Senin, 12 Juni 2017

Fayakhun Andriadi Kritisi Pendidikan di Era Orde Baru



Pendidikan di era perjuangan kemerdekaan diakui oleh Fayakhun Andriadi, Ketua DPD Partai Golkar DIY, mampu melahirkan gerakan pembebasan yang ujungnya adalah kemerdekaan Indonesia. Fayakhun memberikan apresiasinya lewat ulasannya di akun kompasiana.com. Fayakhun menulis :
“Asupan pola pendidikan di era pergolakan kemerdekaan itulah yang mencirikan karakter bangsa di masa-masa awal kemerdekaan. Para pendiri bangsa yang merupakan tokoh-tokoh politik berkaliber internasional semisal Mohammad Natsir, Muhammad Yamin, Sutan Syahrir dan lain sebagainya adalah para cerdik pandai yang pernah mengenyam pendidikan formal maupun informal. Namun formalitas pendidikan yang mereka jalani mampu melahirkan nilai-nilai pembebasan bagi masyarakatnya.”

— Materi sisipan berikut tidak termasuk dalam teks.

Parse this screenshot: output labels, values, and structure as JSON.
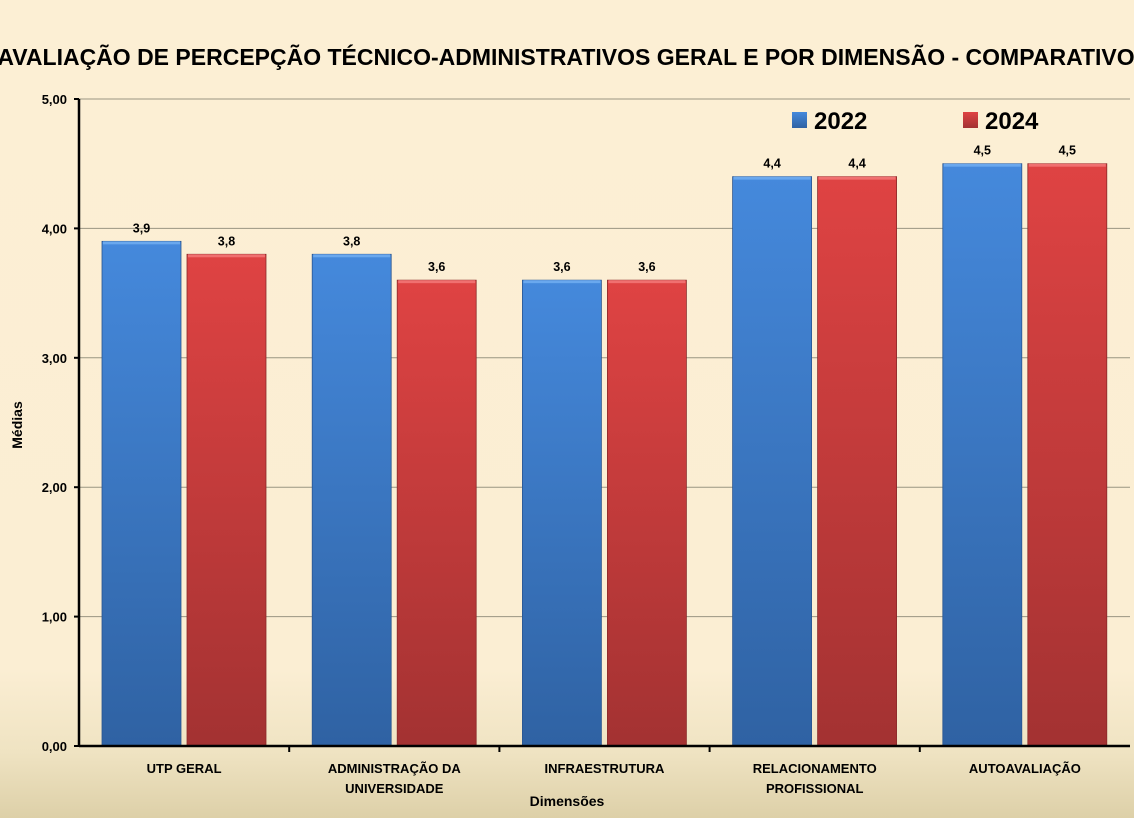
{
  "chart_data": {
    "type": "bar",
    "title": "AVALIAÇÃO DE PERCEPÇÃO TÉCNICO-ADMINISTRATIVOS GERAL E POR DIMENSÃO - COMPARATIVO",
    "xlabel": "Dimensões",
    "ylabel": "Médias",
    "ylim": [
      0,
      5
    ],
    "yticks": [
      "0,00",
      "1,00",
      "2,00",
      "3,00",
      "4,00",
      "5,00"
    ],
    "grid": true,
    "legend": "top-right",
    "categories": [
      [
        "UTP GERAL"
      ],
      [
        "ADMINISTRAÇÃO DA",
        "UNIVERSIDADE"
      ],
      [
        "INFRAESTRUTURA"
      ],
      [
        "RELACIONAMENTO",
        "PROFISSIONAL"
      ],
      [
        "AUTOAVALIAÇÃO"
      ]
    ],
    "series": [
      {
        "name": "2022",
        "color": "#3f82d6",
        "values": [
          3.9,
          3.8,
          3.6,
          4.4,
          4.5
        ],
        "labels": [
          "3,9",
          "3,8",
          "3,6",
          "4,4",
          "4,5"
        ]
      },
      {
        "name": "2024",
        "color": "#d94040",
        "values": [
          3.8,
          3.6,
          3.6,
          4.4,
          4.5
        ],
        "labels": [
          "3,8",
          "3,6",
          "3,6",
          "4,4",
          "4,5"
        ]
      }
    ]
  }
}
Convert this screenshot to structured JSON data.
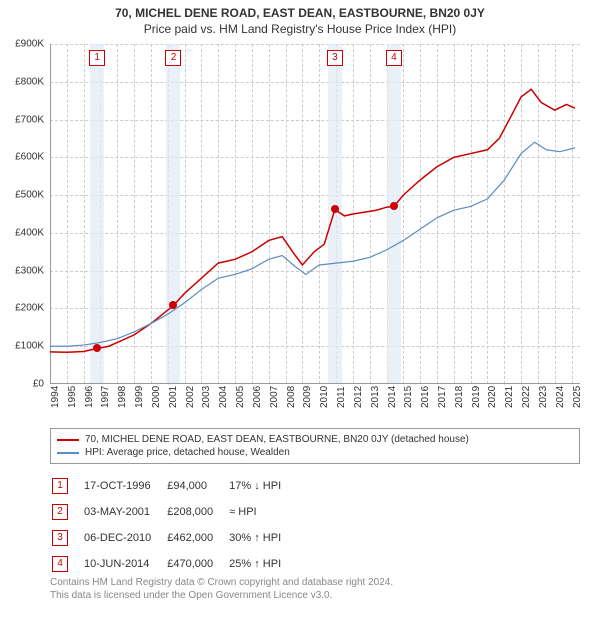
{
  "title": "70, MICHEL DENE ROAD, EAST DEAN, EASTBOURNE, BN20 0JY",
  "subtitle": "Price paid vs. HM Land Registry's House Price Index (HPI)",
  "chart": {
    "type": "line",
    "background_color": "#ffffff",
    "grid_color": "#cccccc",
    "x_years": [
      1994,
      1995,
      1996,
      1997,
      1998,
      1999,
      2000,
      2001,
      2002,
      2003,
      2004,
      2005,
      2006,
      2007,
      2008,
      2009,
      2010,
      2011,
      2012,
      2013,
      2014,
      2015,
      2016,
      2017,
      2018,
      2019,
      2020,
      2021,
      2022,
      2023,
      2024,
      2025
    ],
    "xlim": [
      1994,
      2025.5
    ],
    "ylim": [
      0,
      900000
    ],
    "ytick_step": 100000,
    "ytick_labels": [
      "£0",
      "£100K",
      "£200K",
      "£300K",
      "£400K",
      "£500K",
      "£600K",
      "£700K",
      "£800K",
      "£900K"
    ],
    "event_band_color": "#e0eaf5",
    "series": [
      {
        "name": "property_price",
        "label": "70, MICHEL DENE ROAD, EAST DEAN, EASTBOURNE, BN20 0JY (detached house)",
        "color": "#cc0000",
        "line_width": 1.5,
        "data": [
          [
            1994.0,
            85000
          ],
          [
            1995.0,
            84000
          ],
          [
            1996.0,
            86000
          ],
          [
            1996.8,
            94000
          ],
          [
            1997.5,
            100000
          ],
          [
            1998.0,
            110000
          ],
          [
            1999.0,
            130000
          ],
          [
            2000.0,
            160000
          ],
          [
            2001.34,
            208000
          ],
          [
            2002.0,
            240000
          ],
          [
            2003.0,
            280000
          ],
          [
            2004.0,
            320000
          ],
          [
            2005.0,
            330000
          ],
          [
            2006.0,
            350000
          ],
          [
            2007.0,
            380000
          ],
          [
            2007.8,
            390000
          ],
          [
            2008.5,
            345000
          ],
          [
            2009.0,
            315000
          ],
          [
            2009.7,
            350000
          ],
          [
            2010.3,
            370000
          ],
          [
            2010.93,
            462000
          ],
          [
            2011.5,
            445000
          ],
          [
            2012.0,
            450000
          ],
          [
            2012.7,
            455000
          ],
          [
            2013.4,
            460000
          ],
          [
            2014.0,
            468000
          ],
          [
            2014.44,
            470000
          ],
          [
            2015.0,
            500000
          ],
          [
            2016.0,
            540000
          ],
          [
            2017.0,
            575000
          ],
          [
            2018.0,
            600000
          ],
          [
            2019.0,
            610000
          ],
          [
            2020.0,
            620000
          ],
          [
            2020.7,
            650000
          ],
          [
            2021.3,
            700000
          ],
          [
            2022.0,
            760000
          ],
          [
            2022.6,
            780000
          ],
          [
            2023.2,
            745000
          ],
          [
            2024.0,
            725000
          ],
          [
            2024.7,
            740000
          ],
          [
            2025.2,
            730000
          ]
        ]
      },
      {
        "name": "hpi",
        "label": "HPI: Average price, detached house, Wealden",
        "color": "#5b8bbf",
        "line_width": 1.2,
        "data": [
          [
            1994.0,
            100000
          ],
          [
            1995.0,
            100000
          ],
          [
            1996.0,
            103000
          ],
          [
            1997.0,
            110000
          ],
          [
            1998.0,
            120000
          ],
          [
            1999.0,
            138000
          ],
          [
            2000.0,
            160000
          ],
          [
            2001.0,
            185000
          ],
          [
            2002.0,
            215000
          ],
          [
            2003.0,
            250000
          ],
          [
            2004.0,
            280000
          ],
          [
            2005.0,
            290000
          ],
          [
            2006.0,
            305000
          ],
          [
            2007.0,
            330000
          ],
          [
            2007.8,
            340000
          ],
          [
            2008.6,
            310000
          ],
          [
            2009.2,
            290000
          ],
          [
            2010.0,
            315000
          ],
          [
            2011.0,
            320000
          ],
          [
            2012.0,
            325000
          ],
          [
            2013.0,
            335000
          ],
          [
            2014.0,
            355000
          ],
          [
            2015.0,
            380000
          ],
          [
            2016.0,
            410000
          ],
          [
            2017.0,
            440000
          ],
          [
            2018.0,
            460000
          ],
          [
            2019.0,
            470000
          ],
          [
            2020.0,
            490000
          ],
          [
            2021.0,
            540000
          ],
          [
            2022.0,
            610000
          ],
          [
            2022.8,
            640000
          ],
          [
            2023.5,
            620000
          ],
          [
            2024.3,
            615000
          ],
          [
            2025.2,
            625000
          ]
        ]
      }
    ],
    "events": [
      {
        "idx": "1",
        "year": 1996.8,
        "date": "17-OCT-1996",
        "price": "£94,000",
        "price_val": 94000,
        "delta": "17% ↓ HPI"
      },
      {
        "idx": "2",
        "year": 2001.34,
        "date": "03-MAY-2001",
        "price": "£208,000",
        "price_val": 208000,
        "delta": "≈ HPI"
      },
      {
        "idx": "3",
        "year": 2010.93,
        "date": "06-DEC-2010",
        "price": "£462,000",
        "price_val": 462000,
        "delta": "30% ↑ HPI"
      },
      {
        "idx": "4",
        "year": 2014.44,
        "date": "10-JUN-2014",
        "price": "£470,000",
        "price_val": 470000,
        "delta": "25% ↑ HPI"
      }
    ]
  },
  "legend_title": "",
  "footer_line1": "Contains HM Land Registry data © Crown copyright and database right 2024.",
  "footer_line2": "This data is licensed under the Open Government Licence v3.0."
}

Hal inilah, yakni pendidikan untuk pembebasan, dalam pandangan Fayakhun tidak ditemukan di era setelahnya, terutama sejak era Orde Baru. Di era ini, menurutnya, pola pendidikan justru sangat diwarnai dengan aroma politisasi yang sangat kental. Kaum terdidik dan terpelajar lahir untuk dirinya sendiri, tidak hadir sebagai agen perubahan (agent of change) yang membawa idealisme kemajuan. Jika pun ada, maka karakter itu hanya muncul secara individual, tidak lahir dari sistem pendidikan yang disepakati dan dijadikan sebagai sistem pendidikan nasional.
Fayakhun mengutip Mochtar Buchori yang mengungkapkan sebuah fenomena historis terkait dengan pola pendidikan di Indonesia pada periode 1908-1945 dan 1959 dan 1998. Dalam periode 1908-1945 semangat pendidikan adalah "semangat melawan dan membebaskan". Sementara pada periode 1959-1998, semangat melawan dan membebaskan ini melemah secara sistematis, dan akhirnya menjadi lumpuh sama sekali. Semangat zaman yang ada selama Orde Baru ialah semangat "mengabdi penguasa".
Karena itu, Fayakhun menilai tidak sulit menyaksikan betapa kurikulum pendidikan menekankan pada hasil-hasil yang bersifat material. Hingga pada tahap tertentu mengklasifikasi anak didik dalam kategori-kategori tertentu berdasarkan nilai-nilai yang dihasilkan oleh anak didik. Sekolah menjadi lembaga pendidikan yang membagi masyarakat ke dalam kelas-kelas sosial yang tidak egaliter dan cenderung diskriminatif.
“Sekolah dianggap sebagai lembaga pendidikan dalam era industri yang telah menjadi sedemikian mekanistik. Penyelenggaraan pendidikan oleh sekolah merupakan praksis yang tidak sebangun dengan pendidikan itu sendiri. Murid-murid kemudian mempunyai logika baru; belajar dianggap sebagai hasil proses pembelajaran yang diadakan oleh sekolah, semakin banyak pengajaran maka semakin banyak hasilnya, menambah materi maka akan semakin mempermudah keberhasilan,” pungkas Fayakhun menyesalkan pola pendidikan yang tidak lagi menjadi gerakan pembebasan bagi bangsa.